Year 3 as RevenueCat Head of Product
I joined RevenueCat as Head of Product mid-2021, so 2023 was my third year in the job. The story so far was as follows:
The theme of 2021 was to take RevenueCat from MVP to robust product. I established a first iteration of a product strategy to align the organization on what to focus on (and more importantly, what not to focus on), and we shipped a bunch of things that fixed legacy problems, including Charts v2 and Projects.

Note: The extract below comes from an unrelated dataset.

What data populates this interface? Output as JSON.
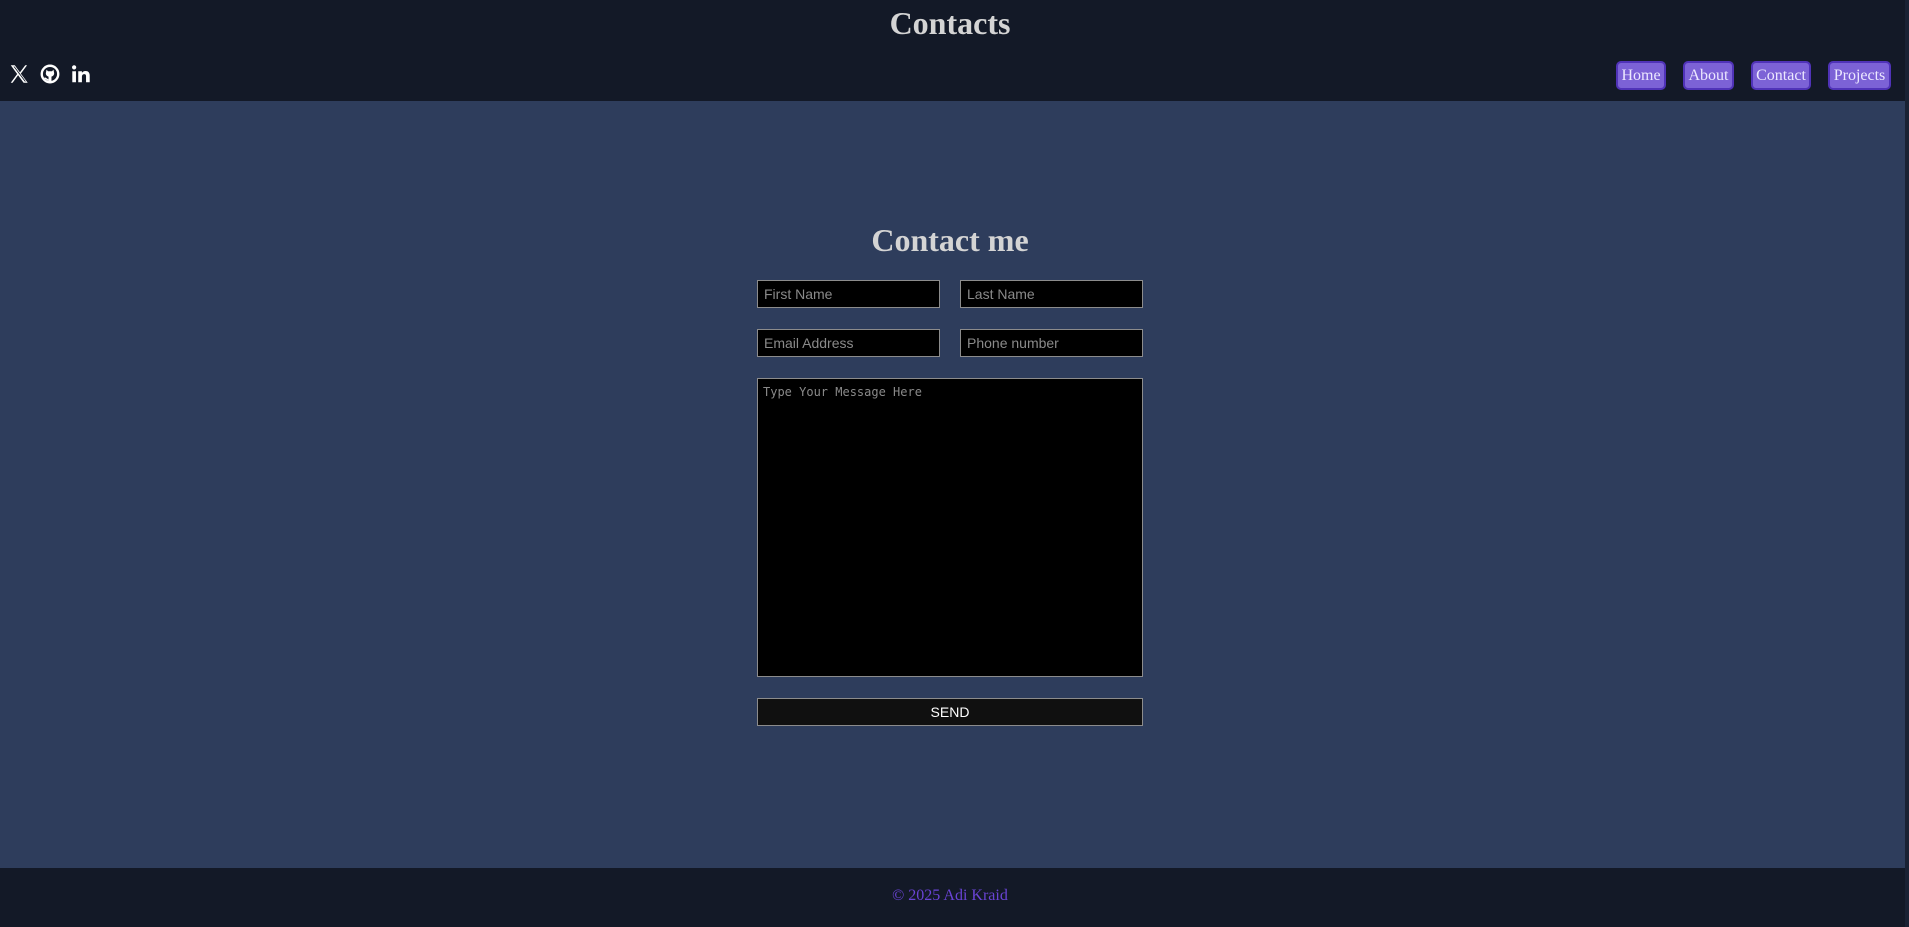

2022 was the year of taking the engineering, product, and design (EPD) org from 1 to N. At the start of the year, I was the only product person, and all of engineering still worked as more or less one team. Over the course of the year, we built out seven different teams on the engineering side, and my team grew from myself plus one designer to three PMs, two designers, and a data scientist. This required additional processes, ways to communicate, and alignment mechanisms.
What happened in 2023
The RevenueCat EPD theme of 2023 was, in many ways, stabilization and optimization. We called it the the year of go-to-market, the year of shipping or also the year of efficiency. We had made the decision already in mid-2022 in the light of the changing business environment to not grow at all costs, and that continued in 2023. We did not add any net new teams over the course of the year on the EPD side, but rather filled out the gaps that we had.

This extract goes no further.